Germany Detains Russian Man Suspected of Planning Islamist Attack

BERLIN (Reuters) —

German police on Wednesday detained a Russian man suspected of planning a bomb attack in Germany after turning to radical Islam, prosecutors said.

Police said the 31-year-old suspect, named as Magomed-Ali C. under German privacy rules, had acted collectively with a French national, Clement B., who was detained in Marseille, France, in April last year.

Magomed-Ali. C, arrested in a raid on his apartment in Berlin, had stored large quantities of the explosive triacetone triperoxide, or TATP, in October 2016, a statement by the General Prosecutor’s Office said.

An unstable homemade explosive, TATP has been used by terrorists in several attacks in western Europe, including in Manchester, Britain, in May last year, Brussels in 2016 and Paris in 2015.

The suspect had planned to detonate the device at an unspecified location in Germany to kill and injure a maximum number of people, the statement said.

Clement B. is accused of planning an attack using explosives with another French national, also now under arrest. The two Frenchmen had met while sharing a cell in prison and were known to police as having turned to radical Islam, French prosecutors said last year.

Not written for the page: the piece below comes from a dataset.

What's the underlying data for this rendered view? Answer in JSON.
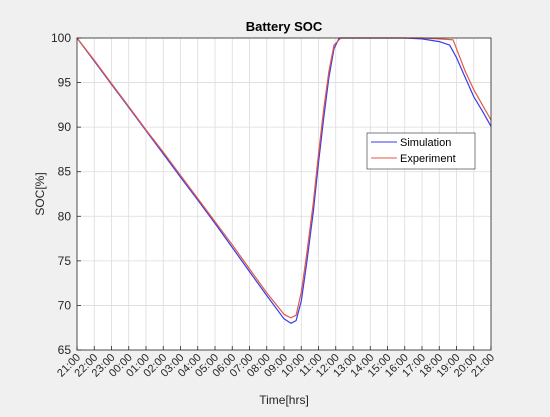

German police took measures in October 2016 to stop efforts by Clement B. and Magomed-Ali C. to plan for an attack, German prosecutors said. The prosecutor’s statement did not say why Magomed-Ali C. was not arrested at the time.

Fearing police detection, the two suspects decided to part ways and Clement B. left Germany for France at the end of October 2016.

Magomed-Ali C. will appear before a judge on Thursday when prosecutors said they will request he be kept in custody.